GRAND FALLS-WINDSOR, NL – Grand Falls-Winsor will have some representation at this year’s Brier.

At the RE/MAX Centre in St. John’s, on Sunday, Feb.4, Andrew Taylor celebrated with skip Greg Smith after defeating Andrew Symonds 9-6 to capture the 2018 Tankard and qualify for this year’s Tim Hortons Brier.

Taylor was born and raised in Grand Falls-Windsor and spent many days at the Exploits Curling Club.

“The old barn,” said Taylor. “When I was in Grade 12, I was lucky enough to be part of a team that represented Grand Falls-Windsor at the provincial winter games. We finished fourth, but it’s probably one of my better memories.”

From “the old barn” to the provincial winter games and now the Brier, it’s been quite a ride for Taylor.

He’ll be competing at the national men’s curling championship against the best the country has to offer, representing a province steeped in curling history.  

“It’s a tremendous honour,” said Taylor. “When you think about the people that have won in this province, and to have your name up there with those that represented the province before, it means a lot.”

The win didn’t come without a little adversity.

After going 8-0 in the round robin, Smith automatically advanced to the tournament final. Thankfully for the eventual provincial champs, Newfoundland and Labrador has a double-life rule; after losing to Symonds on Saturday 9-4, Smith had another opportunity on Sunday.

This time, the team never faltered in its quest.

“After we lost the first game of the final, we sat down together as a team and talked about what we did wrong, how we could fix it and how we could win the next game,” said Taylor. “We looked at how they played their game and we talked about how we fell into the way they play.
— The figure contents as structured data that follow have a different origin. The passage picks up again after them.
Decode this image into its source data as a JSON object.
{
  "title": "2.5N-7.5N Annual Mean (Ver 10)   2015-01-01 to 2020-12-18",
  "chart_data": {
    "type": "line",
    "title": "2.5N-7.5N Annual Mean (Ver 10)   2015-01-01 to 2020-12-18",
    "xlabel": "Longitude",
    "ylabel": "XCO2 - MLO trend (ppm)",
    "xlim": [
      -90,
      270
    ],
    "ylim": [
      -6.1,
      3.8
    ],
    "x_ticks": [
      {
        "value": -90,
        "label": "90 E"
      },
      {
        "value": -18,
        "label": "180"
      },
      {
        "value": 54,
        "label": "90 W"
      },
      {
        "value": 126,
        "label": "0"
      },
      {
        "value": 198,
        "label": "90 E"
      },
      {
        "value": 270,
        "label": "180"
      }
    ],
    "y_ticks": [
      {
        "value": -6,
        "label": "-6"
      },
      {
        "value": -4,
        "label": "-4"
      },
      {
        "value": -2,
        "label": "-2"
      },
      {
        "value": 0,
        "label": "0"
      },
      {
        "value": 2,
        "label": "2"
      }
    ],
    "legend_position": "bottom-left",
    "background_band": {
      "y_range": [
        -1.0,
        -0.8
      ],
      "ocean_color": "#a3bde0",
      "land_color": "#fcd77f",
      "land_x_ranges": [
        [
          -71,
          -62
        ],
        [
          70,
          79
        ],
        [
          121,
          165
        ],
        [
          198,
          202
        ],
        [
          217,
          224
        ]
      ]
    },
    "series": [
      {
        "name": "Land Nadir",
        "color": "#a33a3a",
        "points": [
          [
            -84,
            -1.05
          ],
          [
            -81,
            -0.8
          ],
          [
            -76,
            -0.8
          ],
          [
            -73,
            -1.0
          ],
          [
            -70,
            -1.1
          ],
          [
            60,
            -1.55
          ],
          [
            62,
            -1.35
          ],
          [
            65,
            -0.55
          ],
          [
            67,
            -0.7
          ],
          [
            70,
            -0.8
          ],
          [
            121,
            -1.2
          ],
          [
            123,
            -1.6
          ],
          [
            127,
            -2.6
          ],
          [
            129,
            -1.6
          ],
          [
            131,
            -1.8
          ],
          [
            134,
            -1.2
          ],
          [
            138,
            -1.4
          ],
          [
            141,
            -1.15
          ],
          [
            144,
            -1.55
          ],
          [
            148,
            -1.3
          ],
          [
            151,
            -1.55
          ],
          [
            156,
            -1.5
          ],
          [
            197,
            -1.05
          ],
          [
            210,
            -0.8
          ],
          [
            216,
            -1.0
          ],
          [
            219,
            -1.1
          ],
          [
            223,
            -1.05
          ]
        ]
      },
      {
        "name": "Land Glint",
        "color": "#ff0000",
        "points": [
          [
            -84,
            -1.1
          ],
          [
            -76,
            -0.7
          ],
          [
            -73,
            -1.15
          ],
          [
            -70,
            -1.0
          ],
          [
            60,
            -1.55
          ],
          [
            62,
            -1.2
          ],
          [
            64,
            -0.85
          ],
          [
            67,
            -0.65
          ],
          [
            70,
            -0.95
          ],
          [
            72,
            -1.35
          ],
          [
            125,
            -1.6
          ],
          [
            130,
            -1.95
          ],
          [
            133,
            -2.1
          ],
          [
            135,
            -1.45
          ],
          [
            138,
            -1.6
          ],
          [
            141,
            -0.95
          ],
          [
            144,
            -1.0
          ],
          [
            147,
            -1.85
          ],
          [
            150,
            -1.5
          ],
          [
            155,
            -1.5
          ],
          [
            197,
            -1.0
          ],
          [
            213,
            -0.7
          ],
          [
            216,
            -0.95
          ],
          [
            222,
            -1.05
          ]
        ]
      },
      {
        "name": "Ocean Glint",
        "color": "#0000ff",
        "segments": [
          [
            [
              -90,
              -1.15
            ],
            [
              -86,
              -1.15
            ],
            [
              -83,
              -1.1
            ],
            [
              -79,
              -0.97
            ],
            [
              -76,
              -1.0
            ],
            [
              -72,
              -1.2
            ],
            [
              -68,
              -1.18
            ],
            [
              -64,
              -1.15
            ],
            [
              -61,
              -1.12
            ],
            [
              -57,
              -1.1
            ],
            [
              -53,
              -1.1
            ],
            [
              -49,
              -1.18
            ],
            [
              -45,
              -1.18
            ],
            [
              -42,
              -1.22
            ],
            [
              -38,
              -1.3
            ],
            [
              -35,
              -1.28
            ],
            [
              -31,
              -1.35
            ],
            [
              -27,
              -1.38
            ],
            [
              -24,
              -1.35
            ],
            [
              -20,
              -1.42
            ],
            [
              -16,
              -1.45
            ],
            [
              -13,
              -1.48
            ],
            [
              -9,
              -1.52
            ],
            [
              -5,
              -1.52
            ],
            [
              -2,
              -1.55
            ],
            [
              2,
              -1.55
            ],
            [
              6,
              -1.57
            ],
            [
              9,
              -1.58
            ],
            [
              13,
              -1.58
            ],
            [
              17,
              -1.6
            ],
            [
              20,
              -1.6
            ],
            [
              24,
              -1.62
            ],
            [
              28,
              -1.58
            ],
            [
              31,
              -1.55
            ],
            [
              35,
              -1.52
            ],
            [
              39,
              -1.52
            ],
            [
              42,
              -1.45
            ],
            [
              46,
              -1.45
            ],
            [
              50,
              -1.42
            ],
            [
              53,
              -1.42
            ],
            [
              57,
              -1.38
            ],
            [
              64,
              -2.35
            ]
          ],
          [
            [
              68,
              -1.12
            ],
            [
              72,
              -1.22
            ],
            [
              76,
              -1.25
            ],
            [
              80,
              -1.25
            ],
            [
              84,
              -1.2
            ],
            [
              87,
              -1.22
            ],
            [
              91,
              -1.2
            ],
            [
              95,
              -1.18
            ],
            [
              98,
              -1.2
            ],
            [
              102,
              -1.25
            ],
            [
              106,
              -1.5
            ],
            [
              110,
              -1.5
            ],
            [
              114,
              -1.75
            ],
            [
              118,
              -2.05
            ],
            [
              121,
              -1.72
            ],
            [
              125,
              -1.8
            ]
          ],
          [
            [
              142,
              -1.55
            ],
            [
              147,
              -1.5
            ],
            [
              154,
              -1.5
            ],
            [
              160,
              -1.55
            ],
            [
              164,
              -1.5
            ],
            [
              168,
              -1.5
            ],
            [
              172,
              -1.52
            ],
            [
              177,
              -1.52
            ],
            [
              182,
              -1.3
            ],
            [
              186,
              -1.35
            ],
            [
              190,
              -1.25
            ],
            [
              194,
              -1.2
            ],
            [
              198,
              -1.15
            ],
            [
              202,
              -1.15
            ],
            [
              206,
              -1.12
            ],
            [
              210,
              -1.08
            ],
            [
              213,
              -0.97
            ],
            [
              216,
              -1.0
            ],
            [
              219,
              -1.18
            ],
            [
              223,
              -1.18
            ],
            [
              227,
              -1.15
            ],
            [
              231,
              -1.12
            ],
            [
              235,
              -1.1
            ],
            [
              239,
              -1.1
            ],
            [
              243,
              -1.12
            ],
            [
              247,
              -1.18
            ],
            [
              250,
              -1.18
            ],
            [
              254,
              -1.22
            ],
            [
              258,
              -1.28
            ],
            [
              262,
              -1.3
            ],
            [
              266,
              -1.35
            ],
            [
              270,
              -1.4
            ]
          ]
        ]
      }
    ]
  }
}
We figured out how to go about that and we executed well and stole five points in in the first two ends.”

In an interview with CBC following the final, Taylor credited fitness to the team’s success at provincials.
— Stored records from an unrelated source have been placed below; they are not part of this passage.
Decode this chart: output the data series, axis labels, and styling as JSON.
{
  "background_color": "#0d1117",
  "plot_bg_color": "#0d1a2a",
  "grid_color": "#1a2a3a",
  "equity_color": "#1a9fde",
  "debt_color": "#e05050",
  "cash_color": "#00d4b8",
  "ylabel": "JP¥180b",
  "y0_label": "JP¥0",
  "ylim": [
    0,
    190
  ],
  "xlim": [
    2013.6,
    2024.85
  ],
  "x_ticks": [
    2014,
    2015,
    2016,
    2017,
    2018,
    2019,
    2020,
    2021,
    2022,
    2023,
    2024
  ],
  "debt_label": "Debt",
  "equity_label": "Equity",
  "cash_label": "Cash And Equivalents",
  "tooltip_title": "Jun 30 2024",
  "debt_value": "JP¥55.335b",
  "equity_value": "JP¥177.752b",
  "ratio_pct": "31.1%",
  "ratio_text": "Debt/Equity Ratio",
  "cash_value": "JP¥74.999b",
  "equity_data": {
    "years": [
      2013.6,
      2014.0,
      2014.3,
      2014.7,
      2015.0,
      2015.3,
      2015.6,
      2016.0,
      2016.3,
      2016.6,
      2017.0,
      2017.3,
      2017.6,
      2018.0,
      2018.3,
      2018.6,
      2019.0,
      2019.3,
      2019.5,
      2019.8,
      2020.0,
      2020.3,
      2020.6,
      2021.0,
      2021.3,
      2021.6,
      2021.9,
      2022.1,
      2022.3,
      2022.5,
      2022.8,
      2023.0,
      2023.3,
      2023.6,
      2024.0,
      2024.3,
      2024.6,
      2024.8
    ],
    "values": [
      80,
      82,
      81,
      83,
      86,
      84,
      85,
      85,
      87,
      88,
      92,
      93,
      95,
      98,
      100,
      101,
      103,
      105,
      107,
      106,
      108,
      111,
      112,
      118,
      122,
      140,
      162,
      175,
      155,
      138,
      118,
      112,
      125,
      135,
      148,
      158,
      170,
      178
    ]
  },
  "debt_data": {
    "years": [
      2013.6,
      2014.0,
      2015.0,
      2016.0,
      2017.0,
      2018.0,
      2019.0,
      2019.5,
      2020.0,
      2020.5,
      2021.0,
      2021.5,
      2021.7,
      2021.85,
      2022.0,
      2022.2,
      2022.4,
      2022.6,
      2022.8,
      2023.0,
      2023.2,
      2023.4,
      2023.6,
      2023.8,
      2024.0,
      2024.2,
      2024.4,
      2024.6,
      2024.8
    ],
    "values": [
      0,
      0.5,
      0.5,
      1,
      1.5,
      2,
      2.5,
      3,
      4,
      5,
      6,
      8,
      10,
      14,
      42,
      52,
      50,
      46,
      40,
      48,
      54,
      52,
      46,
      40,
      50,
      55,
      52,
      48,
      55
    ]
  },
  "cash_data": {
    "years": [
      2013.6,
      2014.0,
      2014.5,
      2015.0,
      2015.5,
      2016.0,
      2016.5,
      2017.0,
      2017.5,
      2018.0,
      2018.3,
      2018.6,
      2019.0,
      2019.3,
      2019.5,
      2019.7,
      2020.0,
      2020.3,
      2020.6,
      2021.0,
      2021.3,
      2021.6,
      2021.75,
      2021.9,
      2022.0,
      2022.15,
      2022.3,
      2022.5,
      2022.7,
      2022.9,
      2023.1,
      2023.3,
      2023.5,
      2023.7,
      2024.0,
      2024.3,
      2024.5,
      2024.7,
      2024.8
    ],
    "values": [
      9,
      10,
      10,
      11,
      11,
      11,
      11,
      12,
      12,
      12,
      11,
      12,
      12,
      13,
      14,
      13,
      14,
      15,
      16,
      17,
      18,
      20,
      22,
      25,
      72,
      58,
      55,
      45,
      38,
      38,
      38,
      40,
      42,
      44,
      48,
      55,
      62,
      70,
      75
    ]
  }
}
Not a lot of people think curling and fitness go hand-in-hand, but Taylor said after playing eight round-robin games, followed by two in the final, it was proper fitness that gave the team the physical and mental edge.
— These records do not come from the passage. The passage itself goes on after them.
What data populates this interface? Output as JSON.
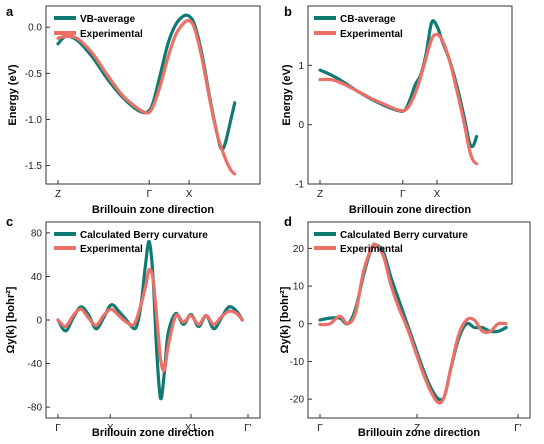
{
  "colors": {
    "teal": "#0f7a72",
    "salmon": "#ea7068"
  },
  "chart_data": [
    {
      "panel_label": "a",
      "type": "line",
      "xlabel": "Brillouin zone direction",
      "ylabel": "Energy (eV)",
      "xlim": [
        0,
        1
      ],
      "ylim": [
        -1.7,
        0.23
      ],
      "xticks": [
        {
          "v": 0.0,
          "label": "Z"
        },
        {
          "v": 0.48,
          "label": "Γ"
        },
        {
          "v": 0.69,
          "label": "X"
        }
      ],
      "yticks": [
        {
          "v": 0.0,
          "label": "0.0"
        },
        {
          "v": -0.5,
          "label": "-0.5"
        },
        {
          "v": -1.0,
          "label": "-1.0"
        },
        {
          "v": -1.5,
          "label": "-1.5"
        }
      ],
      "legend": "top-left",
      "series": [
        {
          "name": "VB-average",
          "color": "#0f7a72",
          "points": [
            [
              0,
              -0.18
            ],
            [
              0.04,
              -0.1
            ],
            [
              0.1,
              -0.14
            ],
            [
              0.18,
              -0.32
            ],
            [
              0.26,
              -0.56
            ],
            [
              0.34,
              -0.76
            ],
            [
              0.42,
              -0.9
            ],
            [
              0.47,
              -0.92
            ],
            [
              0.5,
              -0.82
            ],
            [
              0.54,
              -0.5
            ],
            [
              0.58,
              -0.17
            ],
            [
              0.62,
              0.03
            ],
            [
              0.66,
              0.12
            ],
            [
              0.69,
              0.12
            ],
            [
              0.72,
              0.02
            ],
            [
              0.76,
              -0.32
            ],
            [
              0.8,
              -0.78
            ],
            [
              0.84,
              -1.18
            ],
            [
              0.86,
              -1.32
            ],
            [
              0.88,
              -1.26
            ],
            [
              0.91,
              -1.0
            ],
            [
              0.93,
              -0.82
            ]
          ]
        },
        {
          "name": "Experimental",
          "color": "#ea7068",
          "points": [
            [
              0,
              -0.12
            ],
            [
              0.04,
              -0.1
            ],
            [
              0.1,
              -0.12
            ],
            [
              0.18,
              -0.28
            ],
            [
              0.26,
              -0.52
            ],
            [
              0.34,
              -0.74
            ],
            [
              0.42,
              -0.88
            ],
            [
              0.47,
              -0.93
            ],
            [
              0.5,
              -0.86
            ],
            [
              0.54,
              -0.62
            ],
            [
              0.58,
              -0.32
            ],
            [
              0.62,
              -0.08
            ],
            [
              0.66,
              0.04
            ],
            [
              0.69,
              0.07
            ],
            [
              0.72,
              -0.02
            ],
            [
              0.76,
              -0.36
            ],
            [
              0.8,
              -0.8
            ],
            [
              0.84,
              -1.18
            ],
            [
              0.88,
              -1.42
            ],
            [
              0.91,
              -1.55
            ],
            [
              0.93,
              -1.59
            ]
          ]
        }
      ]
    },
    {
      "panel_label": "b",
      "type": "line",
      "xlabel": "Brillouin zone direction",
      "ylabel": "Energy (eV)",
      "xlim": [
        0,
        1
      ],
      "ylim": [
        -1,
        2.0
      ],
      "xticks": [
        {
          "v": 0.0,
          "label": "Z"
        },
        {
          "v": 0.46,
          "label": "Γ"
        },
        {
          "v": 0.65,
          "label": "X"
        }
      ],
      "yticks": [
        {
          "v": 1,
          "label": "1"
        },
        {
          "v": 0,
          "label": "0"
        },
        {
          "v": -1,
          "label": "-1"
        }
      ],
      "legend": "top-left",
      "series": [
        {
          "name": "CB-average",
          "color": "#0f7a72",
          "points": [
            [
              0,
              0.92
            ],
            [
              0.06,
              0.84
            ],
            [
              0.12,
              0.74
            ],
            [
              0.2,
              0.58
            ],
            [
              0.28,
              0.44
            ],
            [
              0.36,
              0.32
            ],
            [
              0.43,
              0.24
            ],
            [
              0.47,
              0.24
            ],
            [
              0.5,
              0.42
            ],
            [
              0.53,
              0.68
            ],
            [
              0.56,
              0.84
            ],
            [
              0.59,
              1.2
            ],
            [
              0.62,
              1.72
            ],
            [
              0.65,
              1.66
            ],
            [
              0.68,
              1.4
            ],
            [
              0.72,
              1.08
            ],
            [
              0.76,
              0.66
            ],
            [
              0.8,
              0.14
            ],
            [
              0.83,
              -0.3
            ],
            [
              0.85,
              -0.36
            ],
            [
              0.87,
              -0.2
            ]
          ]
        },
        {
          "name": "Experimental",
          "color": "#ea7068",
          "points": [
            [
              0,
              0.76
            ],
            [
              0.06,
              0.76
            ],
            [
              0.12,
              0.7
            ],
            [
              0.2,
              0.58
            ],
            [
              0.28,
              0.45
            ],
            [
              0.36,
              0.34
            ],
            [
              0.43,
              0.25
            ],
            [
              0.47,
              0.24
            ],
            [
              0.5,
              0.34
            ],
            [
              0.54,
              0.62
            ],
            [
              0.58,
              1.02
            ],
            [
              0.62,
              1.44
            ],
            [
              0.65,
              1.52
            ],
            [
              0.68,
              1.42
            ],
            [
              0.72,
              1.08
            ],
            [
              0.76,
              0.58
            ],
            [
              0.8,
              0.04
            ],
            [
              0.83,
              -0.42
            ],
            [
              0.85,
              -0.6
            ],
            [
              0.87,
              -0.66
            ]
          ]
        }
      ]
    },
    {
      "panel_label": "c",
      "type": "line",
      "xlabel": "Brillouin zone direction",
      "ylabel": "Ωy(k) [bohr²]",
      "xlim": [
        0,
        1
      ],
      "ylim": [
        -90,
        90
      ],
      "xticks": [
        {
          "v": 0.0,
          "label": "Γ"
        },
        {
          "v": 0.275,
          "label": "X"
        },
        {
          "v": 0.7,
          "label": "X1"
        },
        {
          "v": 1.0,
          "label": "Γ'"
        }
      ],
      "yticks": [
        {
          "v": 80,
          "label": "80"
        },
        {
          "v": 40,
          "label": "40"
        },
        {
          "v": 0,
          "label": "0"
        },
        {
          "v": -40,
          "label": "-40"
        },
        {
          "v": -80,
          "label": "-80"
        }
      ],
      "legend": "top-left",
      "series": [
        {
          "name": "Calculated Berry curvature",
          "color": "#0f7a72",
          "points": [
            [
              0,
              0
            ],
            [
              0.04,
              -10
            ],
            [
              0.08,
              2
            ],
            [
              0.12,
              12
            ],
            [
              0.16,
              5
            ],
            [
              0.2,
              -8
            ],
            [
              0.24,
              2
            ],
            [
              0.28,
              14
            ],
            [
              0.32,
              8
            ],
            [
              0.36,
              0
            ],
            [
              0.4,
              -8
            ],
            [
              0.42,
              -2
            ],
            [
              0.44,
              18
            ],
            [
              0.46,
              50
            ],
            [
              0.48,
              72
            ],
            [
              0.5,
              40
            ],
            [
              0.52,
              -30
            ],
            [
              0.54,
              -72
            ],
            [
              0.56,
              -48
            ],
            [
              0.58,
              -12
            ],
            [
              0.62,
              6
            ],
            [
              0.66,
              -4
            ],
            [
              0.7,
              5
            ],
            [
              0.74,
              -6
            ],
            [
              0.78,
              4
            ],
            [
              0.82,
              -8
            ],
            [
              0.86,
              2
            ],
            [
              0.9,
              12
            ],
            [
              0.94,
              8
            ],
            [
              0.97,
              0
            ]
          ]
        },
        {
          "name": "Experimental",
          "color": "#ea7068",
          "points": [
            [
              0,
              0
            ],
            [
              0.04,
              -6
            ],
            [
              0.08,
              4
            ],
            [
              0.12,
              10
            ],
            [
              0.16,
              2
            ],
            [
              0.2,
              -5
            ],
            [
              0.24,
              4
            ],
            [
              0.28,
              10
            ],
            [
              0.32,
              4
            ],
            [
              0.36,
              -2
            ],
            [
              0.4,
              -4
            ],
            [
              0.43,
              10
            ],
            [
              0.46,
              30
            ],
            [
              0.48,
              46
            ],
            [
              0.5,
              38
            ],
            [
              0.52,
              2
            ],
            [
              0.54,
              -36
            ],
            [
              0.56,
              -46
            ],
            [
              0.58,
              -24
            ],
            [
              0.62,
              4
            ],
            [
              0.66,
              -2
            ],
            [
              0.7,
              4
            ],
            [
              0.74,
              -4
            ],
            [
              0.78,
              4
            ],
            [
              0.82,
              -4
            ],
            [
              0.86,
              3
            ],
            [
              0.9,
              8
            ],
            [
              0.94,
              6
            ],
            [
              0.97,
              0
            ]
          ]
        }
      ]
    },
    {
      "panel_label": "d",
      "type": "line",
      "xlabel": "Brillouin zone direction",
      "ylabel": "Ωy(k) [bohr²]",
      "xlim": [
        0,
        1
      ],
      "ylim": [
        -25,
        27
      ],
      "xticks": [
        {
          "v": 0.0,
          "label": "Γ"
        },
        {
          "v": 0.49,
          "label": "Z"
        },
        {
          "v": 1.0,
          "label": "Γ'"
        }
      ],
      "yticks": [
        {
          "v": 20,
          "label": "20"
        },
        {
          "v": 10,
          "label": "10"
        },
        {
          "v": 0,
          "label": "0"
        },
        {
          "v": -10,
          "label": "-10"
        },
        {
          "v": -20,
          "label": "-20"
        }
      ],
      "legend": "top-left",
      "series": [
        {
          "name": "Calculated Berry curvature",
          "color": "#0f7a72",
          "points": [
            [
              0,
              1
            ],
            [
              0.05,
              1.5
            ],
            [
              0.1,
              1.5
            ],
            [
              0.14,
              0
            ],
            [
              0.18,
              4
            ],
            [
              0.22,
              13
            ],
            [
              0.26,
              20
            ],
            [
              0.28,
              21
            ],
            [
              0.32,
              19
            ],
            [
              0.36,
              12
            ],
            [
              0.4,
              6
            ],
            [
              0.44,
              0
            ],
            [
              0.48,
              -6
            ],
            [
              0.52,
              -12
            ],
            [
              0.56,
              -17
            ],
            [
              0.6,
              -20
            ],
            [
              0.63,
              -19
            ],
            [
              0.66,
              -12
            ],
            [
              0.7,
              -4
            ],
            [
              0.74,
              0
            ],
            [
              0.78,
              -1
            ],
            [
              0.82,
              -1
            ],
            [
              0.86,
              -2
            ],
            [
              0.9,
              -2
            ],
            [
              0.94,
              -1
            ]
          ]
        },
        {
          "name": "Experimental",
          "color": "#ea7068",
          "points": [
            [
              0,
              -0.2
            ],
            [
              0.05,
              0
            ],
            [
              0.1,
              2
            ],
            [
              0.14,
              0
            ],
            [
              0.18,
              3
            ],
            [
              0.22,
              14
            ],
            [
              0.26,
              20
            ],
            [
              0.28,
              21
            ],
            [
              0.32,
              18
            ],
            [
              0.36,
              10
            ],
            [
              0.4,
              4
            ],
            [
              0.44,
              -1
            ],
            [
              0.48,
              -7
            ],
            [
              0.52,
              -13
            ],
            [
              0.56,
              -18
            ],
            [
              0.6,
              -21
            ],
            [
              0.63,
              -19
            ],
            [
              0.66,
              -12
            ],
            [
              0.7,
              -3
            ],
            [
              0.74,
              1
            ],
            [
              0.78,
              1
            ],
            [
              0.82,
              -2
            ],
            [
              0.86,
              -2
            ],
            [
              0.9,
              0
            ],
            [
              0.94,
              0
            ]
          ]
        }
      ]
    }
  ]
}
“When you’re physically fit, it allows to be much more concentrated on what you’re doing. When you’re eating healthy on a regular basis…it gives you that extra energy at the end of the week, especially when you have an eight-game round robin. Myself, I gave up drinking in October, and I never had a sip of alcohol from then until provincials, and I credit that a lot.”

The province will have two teams of curlers at the Brier, as Brad Gushue will be competing as Team Canada.

Taylor said the two teams have been in contact, adding the Gushue rink has been nothing but supportive in this journey to the biggest curling competition in Canada.

“It’s not often you get to go to a Brier, and we get to go with Brad and the guys who are there as Team Canada. It’s an indispensable asset,” said Taylor. “We’ve been luck already to have been chatting with them to get their opinion on a few things and they’ve offered their help. The boys are awesome.”

Born and raised

Growing up in Grand Falls-Windsor, Taylor also spent a lot of time at the baseball field in the summer. While he was curling in the winter, his father, Art, was coaching hockey.

Despite the two spending time around different sheets of ice, Taylor credits his father for supporting him and encouraging him to stick with curling.

“Dad coached hockey is entire life,” said Taylor, who also credits local coaches Charlie Fennimore and Joe Tremblett.

“I know there was a couple of times I wanted to quit curling, and he said, no, you’re committed to playing curling so you’re going to do it that way. Dad wasn’t really hands on when it came to curling, and he let me do my own thing.”

With so many young curlers spending time in small rinks across the province dreaming of one day making it to the Brier, Taylor urges them to stick with the sport like he did.

He also had some other words of wisdom for young curlers, including celebrating the small steps and not getting too down when things go wrong.

“I never, ever thought I would have the chance to do it, but I always stuck at it because I love the game,” said Taylor. “Do one small thing at a time, don’t try and take the huge step, and don’t get frustrated when you don’t win.
“Once you learn how to lose you’ll learn how to win.”